Mas se nossas convicções baseadas em crenças são perigosas e enganadoras como faço para ter convicções sem correr o risco de estar errado. Existe a lei do mal-humor por exemplo, como a lei da gravidade, evidente por si mesma?
Claro que não existe.
A ciência do humano está ainda engatinhando, embora já tenhamos mais de dois mil anos de registros de tentativas das mais variadas formas.
Então como vou proceder?
Existe uma regrinha que é a seguinte: fazer exatamente o que os religiosos proíbem. Duvidar e questionar tudo. Quando tenho que agir e preciso de me orientar para fazer escolhas, consulto meu banco de experiências, meus livros de filosofia preferidos e ajo da forma que acho mais adequada.
Depois fico observando as consequências e se percebo que não era aquilo que esperava, guardo isso como lição para enriquecer meu banco de experiências e ter mais dados para tomada de outras decisões similares no futuro.
O interessante é que as pessoas de um modo geral fazem exatamente isso, só que de forma inconscientes, desde que elas não estejam atadas por religiões ou ideologias.
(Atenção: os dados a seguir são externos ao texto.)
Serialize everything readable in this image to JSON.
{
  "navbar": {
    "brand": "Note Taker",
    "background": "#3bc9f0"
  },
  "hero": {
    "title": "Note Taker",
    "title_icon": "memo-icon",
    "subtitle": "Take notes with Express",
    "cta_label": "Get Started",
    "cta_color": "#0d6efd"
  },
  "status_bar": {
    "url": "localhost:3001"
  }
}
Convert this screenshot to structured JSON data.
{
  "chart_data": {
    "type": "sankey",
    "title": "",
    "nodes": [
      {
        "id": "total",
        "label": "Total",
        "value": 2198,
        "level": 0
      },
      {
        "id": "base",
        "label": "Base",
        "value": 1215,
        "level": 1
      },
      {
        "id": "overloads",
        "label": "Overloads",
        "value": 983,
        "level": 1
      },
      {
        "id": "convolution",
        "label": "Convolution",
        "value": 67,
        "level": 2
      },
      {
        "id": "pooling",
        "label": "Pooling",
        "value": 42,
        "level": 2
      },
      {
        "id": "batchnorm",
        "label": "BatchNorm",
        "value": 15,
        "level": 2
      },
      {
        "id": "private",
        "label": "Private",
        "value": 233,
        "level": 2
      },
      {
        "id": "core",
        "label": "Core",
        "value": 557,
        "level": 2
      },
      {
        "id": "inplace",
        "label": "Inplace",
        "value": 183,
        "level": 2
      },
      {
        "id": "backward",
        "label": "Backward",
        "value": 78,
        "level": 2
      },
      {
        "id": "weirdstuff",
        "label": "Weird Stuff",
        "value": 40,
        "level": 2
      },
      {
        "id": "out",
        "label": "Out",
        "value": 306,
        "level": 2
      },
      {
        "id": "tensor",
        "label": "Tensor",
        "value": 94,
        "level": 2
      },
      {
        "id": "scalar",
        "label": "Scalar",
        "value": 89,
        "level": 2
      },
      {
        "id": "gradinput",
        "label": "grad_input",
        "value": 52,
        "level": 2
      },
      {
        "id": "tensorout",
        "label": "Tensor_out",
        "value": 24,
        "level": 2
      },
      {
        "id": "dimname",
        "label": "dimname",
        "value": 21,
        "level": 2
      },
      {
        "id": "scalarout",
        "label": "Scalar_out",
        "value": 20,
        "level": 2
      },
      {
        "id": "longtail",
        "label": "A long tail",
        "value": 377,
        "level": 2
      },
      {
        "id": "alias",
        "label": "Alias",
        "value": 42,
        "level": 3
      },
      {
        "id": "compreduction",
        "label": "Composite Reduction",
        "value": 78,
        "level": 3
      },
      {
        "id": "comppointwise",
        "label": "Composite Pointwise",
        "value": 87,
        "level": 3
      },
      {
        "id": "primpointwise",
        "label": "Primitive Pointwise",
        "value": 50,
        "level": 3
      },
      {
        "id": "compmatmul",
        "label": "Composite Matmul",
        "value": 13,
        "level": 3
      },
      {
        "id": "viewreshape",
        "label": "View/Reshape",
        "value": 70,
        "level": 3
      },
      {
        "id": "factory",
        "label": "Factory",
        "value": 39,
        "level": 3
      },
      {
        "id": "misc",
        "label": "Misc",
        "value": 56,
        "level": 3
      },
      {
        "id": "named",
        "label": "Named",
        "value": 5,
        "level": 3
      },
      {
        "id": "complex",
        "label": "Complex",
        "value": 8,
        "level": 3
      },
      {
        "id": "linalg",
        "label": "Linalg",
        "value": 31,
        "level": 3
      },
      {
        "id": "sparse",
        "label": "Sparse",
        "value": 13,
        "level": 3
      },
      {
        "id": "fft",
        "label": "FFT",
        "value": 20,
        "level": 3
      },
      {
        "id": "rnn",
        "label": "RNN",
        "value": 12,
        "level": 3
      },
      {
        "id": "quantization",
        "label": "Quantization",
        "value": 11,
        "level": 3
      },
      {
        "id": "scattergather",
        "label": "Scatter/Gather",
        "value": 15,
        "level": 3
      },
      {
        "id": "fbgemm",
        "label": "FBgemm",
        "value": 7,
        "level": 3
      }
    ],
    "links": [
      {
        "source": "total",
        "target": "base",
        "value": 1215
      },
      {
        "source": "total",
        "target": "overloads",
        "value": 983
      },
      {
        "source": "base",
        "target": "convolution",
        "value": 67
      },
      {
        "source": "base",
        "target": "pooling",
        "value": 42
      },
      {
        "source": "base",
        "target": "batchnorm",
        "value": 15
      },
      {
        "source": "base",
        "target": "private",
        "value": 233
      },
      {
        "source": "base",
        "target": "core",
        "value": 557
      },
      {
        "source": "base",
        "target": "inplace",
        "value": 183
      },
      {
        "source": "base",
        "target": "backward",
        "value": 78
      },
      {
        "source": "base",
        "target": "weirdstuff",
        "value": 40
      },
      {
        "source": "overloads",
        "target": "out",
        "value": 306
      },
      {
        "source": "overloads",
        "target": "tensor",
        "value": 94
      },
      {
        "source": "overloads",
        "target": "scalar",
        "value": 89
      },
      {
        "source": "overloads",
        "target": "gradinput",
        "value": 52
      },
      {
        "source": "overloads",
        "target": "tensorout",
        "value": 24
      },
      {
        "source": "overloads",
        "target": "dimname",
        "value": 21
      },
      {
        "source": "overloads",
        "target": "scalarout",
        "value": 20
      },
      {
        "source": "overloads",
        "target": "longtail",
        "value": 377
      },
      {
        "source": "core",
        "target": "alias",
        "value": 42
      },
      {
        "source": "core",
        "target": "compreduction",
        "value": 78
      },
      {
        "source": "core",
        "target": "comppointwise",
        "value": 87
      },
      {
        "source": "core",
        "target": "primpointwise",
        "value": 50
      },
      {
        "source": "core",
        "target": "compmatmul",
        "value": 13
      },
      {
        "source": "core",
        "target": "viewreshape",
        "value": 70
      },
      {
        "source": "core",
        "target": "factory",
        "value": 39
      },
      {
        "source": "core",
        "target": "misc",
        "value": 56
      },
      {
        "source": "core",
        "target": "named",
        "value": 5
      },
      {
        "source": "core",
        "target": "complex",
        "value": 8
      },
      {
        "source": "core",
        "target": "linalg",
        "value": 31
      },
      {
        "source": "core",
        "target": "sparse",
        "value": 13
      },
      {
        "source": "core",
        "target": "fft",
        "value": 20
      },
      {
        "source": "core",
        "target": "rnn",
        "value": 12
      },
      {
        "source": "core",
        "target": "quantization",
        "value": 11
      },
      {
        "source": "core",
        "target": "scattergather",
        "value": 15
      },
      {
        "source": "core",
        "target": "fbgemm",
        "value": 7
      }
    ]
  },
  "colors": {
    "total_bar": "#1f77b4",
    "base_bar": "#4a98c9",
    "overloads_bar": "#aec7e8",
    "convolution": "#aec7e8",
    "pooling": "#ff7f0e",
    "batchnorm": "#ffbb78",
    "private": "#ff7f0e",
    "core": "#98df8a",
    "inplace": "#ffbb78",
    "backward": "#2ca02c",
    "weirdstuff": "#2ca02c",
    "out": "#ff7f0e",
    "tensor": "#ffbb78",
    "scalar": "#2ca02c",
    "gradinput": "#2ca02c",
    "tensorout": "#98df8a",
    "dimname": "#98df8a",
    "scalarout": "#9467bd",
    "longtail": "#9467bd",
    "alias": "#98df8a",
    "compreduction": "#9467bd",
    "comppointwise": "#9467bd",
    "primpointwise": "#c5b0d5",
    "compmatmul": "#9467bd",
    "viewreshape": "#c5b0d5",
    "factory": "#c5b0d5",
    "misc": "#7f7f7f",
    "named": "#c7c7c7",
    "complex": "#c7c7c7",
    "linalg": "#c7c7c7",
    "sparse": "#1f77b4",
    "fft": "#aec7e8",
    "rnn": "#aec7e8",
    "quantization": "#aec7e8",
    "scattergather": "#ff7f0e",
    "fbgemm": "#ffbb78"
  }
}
Quanto maior o grau de liberdade que a pessoa tem ao pensar, duvidar e questionar, maior é a possibilidade de aprender com a experiência. A vantagem de fazer isso de forma consciente é que a gente tem mais chance de improvisar, de antecipar, ou seja de simular a ação e com isso ajudar na hora de tomar decisões práticas
Por exemplo: se um jovem solteiro decide casar com a mulher que acredita amar, pode fazer uma avaliação das vantagens e desvantagens do casamento, do que deve abrir mão e de como será preciso agir para conviver com uma mulher, antes estranha. Os questionamentos e avaliações serão infinitos, incluindo o momento presente da crise da forma tradicional de casamento, da perda da liberdade que o solteiro tem, etc. Ou seja, ele poderá fazer milhares e milhares de perguntas, ter milhares de respostas e alternativas, muitos prós e muitos contras. E, se no final decidir casar, terá uma imensa consciência do que vai enfrentar.
Vai dar certo? Ela também avaliou suas condições como ele fez?
O importante é que na hora do casamento ele terá uma hiper-consciência do que está fazendo, dos riscos que vai enfrentar, com, talvez, mais medo do que o normal, mas com certeza, mais preparado para enfrentar a vida de casado.